Camera noises contributions to the speckle contrast

In the present study, we use a CMOS camera which was first issued by Hamamatsu in 2012. Its modest specifications in terms of noises and sensitivity compared to more recent sCMOS cameras do not hinder MESI acquisitions in the synthetic exposure mode. Obviously, higher spectral efficiency, and lower dark and readout noise would further decrease the contribution of noise to the speckle contrast, yet the main noise contribution to the speckle contrast arises from the shot noise, which is inherently independent of the camera. However, specifications of common CMOS cameras, even from established manufacturers should be considered cautiously for speckle imaging in the synthetic exposure mode. Indeed, in CMOS cameras, the charge to voltage conversion is independent for each pixel and each column has its own amplifier and analog-to-digital converter, in addition to possible pixel-to-pixel variation in quantum efficiency. The “raw” output from the CMOS image sensor includes pixel-to-pixel variability in the read noise, electronic gain, offset and dark current, which are corrected by the manufacturer in high performance sCMOS cameras15 but not in regular CMOS cameras. Consequently, standard CMOS usually have moderate to strong inhomogeneous spatial noise (quantified as Dark Signal Non-Uniformity, DSNU), spatial patterns of noise arising from the architecture of the electronics, which should be considered cautiously if systematic noise correction is carried out. Although laser speckle imaging set ups have been implemented with moderate performance cameras like webcams, it is unlikely that such approach would allow unbiased multiple exposure imaging in the synthetic exposure mode16 as successive frames summation would make the uncorrected noise pattern more visible and ultimately bias locally the speckle contrast calculation.

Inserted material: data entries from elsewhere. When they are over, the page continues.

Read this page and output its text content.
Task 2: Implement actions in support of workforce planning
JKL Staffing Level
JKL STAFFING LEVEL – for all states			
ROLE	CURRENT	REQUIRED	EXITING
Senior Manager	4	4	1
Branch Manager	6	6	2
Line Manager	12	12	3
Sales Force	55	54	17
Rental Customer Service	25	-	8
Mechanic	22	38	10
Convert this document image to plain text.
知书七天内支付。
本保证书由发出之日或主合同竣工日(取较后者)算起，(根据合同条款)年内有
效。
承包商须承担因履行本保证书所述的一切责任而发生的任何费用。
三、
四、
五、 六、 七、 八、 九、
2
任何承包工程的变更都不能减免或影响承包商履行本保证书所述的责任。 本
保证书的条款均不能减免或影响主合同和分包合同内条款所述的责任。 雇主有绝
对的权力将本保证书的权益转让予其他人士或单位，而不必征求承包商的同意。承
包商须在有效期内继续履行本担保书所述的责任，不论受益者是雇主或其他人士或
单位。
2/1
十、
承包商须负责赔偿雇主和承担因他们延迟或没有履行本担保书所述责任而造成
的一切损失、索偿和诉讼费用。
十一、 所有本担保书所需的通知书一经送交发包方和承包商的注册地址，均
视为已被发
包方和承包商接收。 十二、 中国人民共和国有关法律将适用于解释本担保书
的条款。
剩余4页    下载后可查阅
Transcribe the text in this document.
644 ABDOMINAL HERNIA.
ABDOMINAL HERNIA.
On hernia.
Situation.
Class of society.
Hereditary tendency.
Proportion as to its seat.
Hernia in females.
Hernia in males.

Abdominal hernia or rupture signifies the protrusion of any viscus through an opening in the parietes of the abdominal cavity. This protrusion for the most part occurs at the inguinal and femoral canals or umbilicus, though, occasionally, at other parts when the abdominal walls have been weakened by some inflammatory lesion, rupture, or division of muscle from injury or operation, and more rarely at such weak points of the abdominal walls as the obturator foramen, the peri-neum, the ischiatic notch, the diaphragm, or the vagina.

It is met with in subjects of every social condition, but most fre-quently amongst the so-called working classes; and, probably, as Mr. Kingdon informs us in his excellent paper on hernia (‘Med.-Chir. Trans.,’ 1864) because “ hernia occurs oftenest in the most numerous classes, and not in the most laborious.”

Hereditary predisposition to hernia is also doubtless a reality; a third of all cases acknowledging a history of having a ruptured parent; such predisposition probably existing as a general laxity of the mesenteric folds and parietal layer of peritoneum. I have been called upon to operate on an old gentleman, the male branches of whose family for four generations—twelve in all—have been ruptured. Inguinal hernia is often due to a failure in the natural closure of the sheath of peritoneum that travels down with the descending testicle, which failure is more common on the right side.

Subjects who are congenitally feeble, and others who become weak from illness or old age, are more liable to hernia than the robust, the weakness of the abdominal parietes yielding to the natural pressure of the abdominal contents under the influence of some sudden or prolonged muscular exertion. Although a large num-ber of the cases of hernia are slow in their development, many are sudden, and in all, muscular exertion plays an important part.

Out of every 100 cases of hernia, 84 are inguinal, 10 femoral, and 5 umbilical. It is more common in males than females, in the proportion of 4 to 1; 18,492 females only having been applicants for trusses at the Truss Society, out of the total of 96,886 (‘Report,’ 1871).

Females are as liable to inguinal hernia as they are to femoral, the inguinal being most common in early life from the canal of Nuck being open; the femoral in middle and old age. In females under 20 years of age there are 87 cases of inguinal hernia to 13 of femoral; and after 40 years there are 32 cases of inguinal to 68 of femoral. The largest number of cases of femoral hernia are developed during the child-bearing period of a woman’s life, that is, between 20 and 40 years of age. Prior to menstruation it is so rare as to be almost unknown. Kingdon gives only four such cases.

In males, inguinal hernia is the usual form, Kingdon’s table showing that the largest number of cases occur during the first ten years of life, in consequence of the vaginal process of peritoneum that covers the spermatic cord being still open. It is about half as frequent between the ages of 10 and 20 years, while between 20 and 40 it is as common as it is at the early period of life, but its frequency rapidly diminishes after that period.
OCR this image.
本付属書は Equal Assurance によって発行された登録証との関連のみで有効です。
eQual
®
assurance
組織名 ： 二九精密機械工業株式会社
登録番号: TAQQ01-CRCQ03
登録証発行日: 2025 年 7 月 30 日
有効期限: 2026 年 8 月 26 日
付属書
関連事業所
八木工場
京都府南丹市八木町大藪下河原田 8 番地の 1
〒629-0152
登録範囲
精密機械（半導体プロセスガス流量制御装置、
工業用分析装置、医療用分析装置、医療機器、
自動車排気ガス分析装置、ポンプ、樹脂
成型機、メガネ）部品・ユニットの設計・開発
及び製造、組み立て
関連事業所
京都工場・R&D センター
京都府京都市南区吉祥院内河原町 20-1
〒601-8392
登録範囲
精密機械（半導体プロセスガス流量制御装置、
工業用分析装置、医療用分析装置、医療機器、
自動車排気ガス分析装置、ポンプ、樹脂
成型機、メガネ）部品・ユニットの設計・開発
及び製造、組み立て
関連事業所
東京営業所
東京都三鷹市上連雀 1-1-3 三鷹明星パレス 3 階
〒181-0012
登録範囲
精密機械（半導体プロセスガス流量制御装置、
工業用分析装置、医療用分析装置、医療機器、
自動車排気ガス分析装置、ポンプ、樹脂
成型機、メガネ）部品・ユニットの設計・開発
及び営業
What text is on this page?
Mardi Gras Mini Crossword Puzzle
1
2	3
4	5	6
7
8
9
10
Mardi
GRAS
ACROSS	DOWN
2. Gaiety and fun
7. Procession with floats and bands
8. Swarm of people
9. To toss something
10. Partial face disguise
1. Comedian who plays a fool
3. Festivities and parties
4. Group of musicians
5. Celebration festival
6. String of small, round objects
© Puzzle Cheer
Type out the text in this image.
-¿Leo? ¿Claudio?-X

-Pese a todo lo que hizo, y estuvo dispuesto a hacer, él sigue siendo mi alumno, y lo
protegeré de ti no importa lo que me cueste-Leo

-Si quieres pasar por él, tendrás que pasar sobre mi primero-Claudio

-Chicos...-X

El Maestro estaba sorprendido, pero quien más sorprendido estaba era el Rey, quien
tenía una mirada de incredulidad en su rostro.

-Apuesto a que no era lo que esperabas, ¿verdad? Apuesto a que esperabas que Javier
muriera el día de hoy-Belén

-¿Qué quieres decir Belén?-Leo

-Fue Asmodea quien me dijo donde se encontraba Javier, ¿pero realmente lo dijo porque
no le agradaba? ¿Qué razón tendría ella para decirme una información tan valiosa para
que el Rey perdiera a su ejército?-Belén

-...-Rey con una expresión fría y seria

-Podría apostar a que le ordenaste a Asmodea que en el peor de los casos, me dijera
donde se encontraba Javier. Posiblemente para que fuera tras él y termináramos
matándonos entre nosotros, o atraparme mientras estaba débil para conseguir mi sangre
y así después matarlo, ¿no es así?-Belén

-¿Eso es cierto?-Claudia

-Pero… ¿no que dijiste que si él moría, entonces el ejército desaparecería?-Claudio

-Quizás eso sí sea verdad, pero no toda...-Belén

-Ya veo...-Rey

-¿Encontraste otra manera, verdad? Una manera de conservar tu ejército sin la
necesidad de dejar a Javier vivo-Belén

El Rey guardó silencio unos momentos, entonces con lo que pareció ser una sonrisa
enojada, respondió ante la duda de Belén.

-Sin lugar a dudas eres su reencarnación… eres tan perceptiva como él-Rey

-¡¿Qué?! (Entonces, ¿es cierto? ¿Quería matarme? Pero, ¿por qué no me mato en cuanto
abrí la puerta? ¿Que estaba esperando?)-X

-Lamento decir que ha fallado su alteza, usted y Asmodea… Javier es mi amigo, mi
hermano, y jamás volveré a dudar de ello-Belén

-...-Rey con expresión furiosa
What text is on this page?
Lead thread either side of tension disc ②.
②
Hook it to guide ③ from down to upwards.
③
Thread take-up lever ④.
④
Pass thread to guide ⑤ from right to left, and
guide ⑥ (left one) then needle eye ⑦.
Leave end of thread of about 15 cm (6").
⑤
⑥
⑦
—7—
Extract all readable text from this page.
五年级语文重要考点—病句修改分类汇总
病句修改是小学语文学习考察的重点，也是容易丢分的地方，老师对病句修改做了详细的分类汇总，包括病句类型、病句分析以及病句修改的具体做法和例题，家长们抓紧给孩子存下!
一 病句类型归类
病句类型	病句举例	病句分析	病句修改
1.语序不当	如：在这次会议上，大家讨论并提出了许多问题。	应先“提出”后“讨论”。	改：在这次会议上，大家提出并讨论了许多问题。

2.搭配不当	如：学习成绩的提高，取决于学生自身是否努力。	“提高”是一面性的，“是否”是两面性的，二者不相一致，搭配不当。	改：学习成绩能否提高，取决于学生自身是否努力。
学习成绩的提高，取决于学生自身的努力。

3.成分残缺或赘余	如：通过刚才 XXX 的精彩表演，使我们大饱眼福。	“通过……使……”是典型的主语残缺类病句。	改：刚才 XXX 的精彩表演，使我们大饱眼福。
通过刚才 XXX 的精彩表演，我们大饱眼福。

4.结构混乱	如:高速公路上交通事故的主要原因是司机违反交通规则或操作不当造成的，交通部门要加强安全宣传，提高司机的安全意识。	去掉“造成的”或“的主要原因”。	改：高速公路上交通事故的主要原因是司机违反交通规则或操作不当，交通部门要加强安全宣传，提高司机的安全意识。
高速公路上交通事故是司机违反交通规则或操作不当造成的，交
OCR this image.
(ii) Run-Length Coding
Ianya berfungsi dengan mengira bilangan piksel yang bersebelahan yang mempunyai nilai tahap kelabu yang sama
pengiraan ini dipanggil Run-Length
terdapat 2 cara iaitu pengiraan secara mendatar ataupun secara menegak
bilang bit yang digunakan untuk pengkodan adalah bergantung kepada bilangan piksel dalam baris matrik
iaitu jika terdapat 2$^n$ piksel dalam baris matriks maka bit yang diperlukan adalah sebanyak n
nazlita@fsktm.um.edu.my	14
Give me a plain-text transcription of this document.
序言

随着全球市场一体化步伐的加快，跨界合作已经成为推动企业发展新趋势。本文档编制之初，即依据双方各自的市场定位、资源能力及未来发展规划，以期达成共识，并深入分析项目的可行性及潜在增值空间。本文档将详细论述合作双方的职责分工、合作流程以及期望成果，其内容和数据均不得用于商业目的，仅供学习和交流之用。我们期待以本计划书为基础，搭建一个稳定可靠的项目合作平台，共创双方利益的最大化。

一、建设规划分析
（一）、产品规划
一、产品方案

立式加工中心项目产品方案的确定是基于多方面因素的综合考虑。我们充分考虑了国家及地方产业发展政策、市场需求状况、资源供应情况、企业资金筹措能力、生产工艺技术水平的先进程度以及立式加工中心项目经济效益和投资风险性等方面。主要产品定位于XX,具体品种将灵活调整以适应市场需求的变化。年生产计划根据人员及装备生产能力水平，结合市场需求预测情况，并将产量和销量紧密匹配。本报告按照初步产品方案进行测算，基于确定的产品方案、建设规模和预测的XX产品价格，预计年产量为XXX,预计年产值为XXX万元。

Illumination level and uniformity

A general guideline for laser speckle imaging is that the illumination of the imaged tissues should be set to maximize the use of the camera dynamics and to minimize the shot noise contribution. The shot noise contribution to the contrast is maximal when the illumination level is sub-optimal (Fig. 3). In the synthetic exposure mode this can be true for low exposure times while longer exposure times benefit from the summation of multiple frames. Similarly, in the study by Valdes et al.17, the shot noise contribution overwhelms the flow-related speckle contrast for tissues areas with a low signal to noise ratio. The contribution of the shot noise under low illumination could be problematic in the case of clinical application of speckle contrast imaging as practical and safety constraints impose the use of low power laser beams expanded over wide field of view thus limiting the amount of signal18. In these conditions, the synthetic exposure mode could be particularly interesting compared to the modulated laser mode. It would allow to strongly decrease the shot noise contribution to the speckle contrast for long exposure times requested to probe small flow changes. The interpixel variability in sensitivity and electronic conversion chain is quantified as the photon response non uniformity (PRNU) for CMOS cameras. In recent sCMOS cameras, it is carefully corrected15 similarly to DSNU avoiding unwanted spatial patterns that could bias the speckle images in the synthetic exposure mode. Another issue, not specific to synthetic acquisition, is the importance of homogeneous illumination for speckle contrast calculation, as inhomogeneous illumination leads to biased flow maps due to inhomogeneous shot noise contributions within the field of view19,20. Although calculating speckle contrast in the temporal dimension solves this issue21,22, in the current implementation of the synthetic exposure mode, the speckle contrast is calculated using spatial kernels and the non-uniformity of field illumination should be minimized or corrected as differences add with the sum of frames.

Relative contribution of noises as a function of the experimental conditions

An important finding from this study is that the relative contribution of noise to the speckle contrast depends on several intermingled experimental parameters. As mentioned above, the amount of available light (laser power per mm2 on the sample) is essential, as detected signals far below camera saturation increase the relative contribution of the shot noise to the speckle contrast. Furthermore, the flow that is imaged is an important parameter. Slow flows observed in small arterioles, capillaries and the parenchyma result in slow decorrelation of the speckles and high speckle contrast values, thus minimizing the relative contribution of the noise-related contrasts. On the contrary, imaging fast flows as those observed in arteries or large arterioles is much less favorable since rapid speckle decorrelation leads to low speckle contrast values. In addition, speckle contrast imaging of fast flows requires short exposure times, which could lead to sub optimal illumination. To avoid such discrepancies, we advise a systematic correction of the shot noise related contrast from all speckle contrast data.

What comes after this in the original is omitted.